The primary endpoint of this trial is the incidence of adverse events and clinically significant changes in safety laboratory tests of Hemopurifier- treated patients. In addition to safety monitoring, the study is designed to examine the number of Hemopurifier treatments needed to decrease the concentration of EVs and if these changes in EV concentrations improve the body’s own natural ability to attack tumor cells. These findings are expected to inform the design of a future efficacy and safety, Premarket Approval (PMA), study required by regulatory authorities.

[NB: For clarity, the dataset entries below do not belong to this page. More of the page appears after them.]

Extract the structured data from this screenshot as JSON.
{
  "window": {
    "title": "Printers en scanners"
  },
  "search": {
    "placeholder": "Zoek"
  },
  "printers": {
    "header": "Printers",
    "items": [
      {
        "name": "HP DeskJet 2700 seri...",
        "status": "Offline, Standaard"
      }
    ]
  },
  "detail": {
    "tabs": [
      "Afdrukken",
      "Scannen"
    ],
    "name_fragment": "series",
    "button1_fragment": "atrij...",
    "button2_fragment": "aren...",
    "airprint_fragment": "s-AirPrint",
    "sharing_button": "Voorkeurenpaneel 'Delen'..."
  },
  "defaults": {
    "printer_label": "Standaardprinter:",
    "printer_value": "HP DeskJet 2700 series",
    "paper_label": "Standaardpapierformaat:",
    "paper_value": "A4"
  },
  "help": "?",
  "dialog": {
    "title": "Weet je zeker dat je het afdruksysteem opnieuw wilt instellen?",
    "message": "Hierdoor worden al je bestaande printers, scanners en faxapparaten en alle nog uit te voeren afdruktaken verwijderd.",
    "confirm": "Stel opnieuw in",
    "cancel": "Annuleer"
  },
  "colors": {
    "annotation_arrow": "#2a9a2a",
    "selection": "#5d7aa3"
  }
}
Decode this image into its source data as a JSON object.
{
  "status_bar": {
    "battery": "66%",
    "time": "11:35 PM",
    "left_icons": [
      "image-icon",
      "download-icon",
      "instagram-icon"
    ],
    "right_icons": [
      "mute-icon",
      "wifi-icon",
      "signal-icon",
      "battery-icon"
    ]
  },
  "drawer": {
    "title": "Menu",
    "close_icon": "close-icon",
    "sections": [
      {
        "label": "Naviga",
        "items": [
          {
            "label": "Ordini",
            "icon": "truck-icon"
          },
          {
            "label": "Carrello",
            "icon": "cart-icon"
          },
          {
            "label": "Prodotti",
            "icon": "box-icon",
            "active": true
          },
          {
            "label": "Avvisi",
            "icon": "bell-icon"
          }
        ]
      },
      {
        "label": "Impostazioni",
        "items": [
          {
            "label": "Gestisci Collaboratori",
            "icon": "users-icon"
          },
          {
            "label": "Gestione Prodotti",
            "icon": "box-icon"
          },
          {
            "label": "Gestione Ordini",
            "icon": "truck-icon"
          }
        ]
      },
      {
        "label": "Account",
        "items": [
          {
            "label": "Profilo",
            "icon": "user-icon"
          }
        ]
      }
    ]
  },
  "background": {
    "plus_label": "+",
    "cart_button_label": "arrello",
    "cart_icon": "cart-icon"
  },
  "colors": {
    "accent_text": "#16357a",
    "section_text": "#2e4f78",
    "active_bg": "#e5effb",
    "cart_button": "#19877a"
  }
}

Aethlon Medical, Inc. remains committed to advancing the Hemopurifier for use in oncology and will continue to provide updates as the clinical trial progresses.

About the Hemopurifier

The Aethlon Hemopurifier is an investigational medical device designed to remove enveloped viruses and tumor-derived extracellular vesicles (EVs) from circulation. It is used extracorporeally with a blood pump and combines plasma separation, size exclusion, and affinity binding using a plant lectin resin that targets mannose-rich surfaces found on EVs and viruses. EVs released by solid tumors are believed to play a role in metastasis and the resistance to immunotherapies and chemotherapy. Removal of enveloped viruses and extracellular vesicles has been demonstrated in both vitro studies and human subjects.

The Hemopurifier holds a U.S. Food and Drug Breakthrough Device for:

The treatment of individuals with advanced or metastatic cancer unresponsive to or intolerant of standard-of-care therapy; and
The treatment of life-threatening viruses not addressed with approved therapies.
The Hemopurifier is being developed under an open Investigational Device Exemption (IDE) for both indications.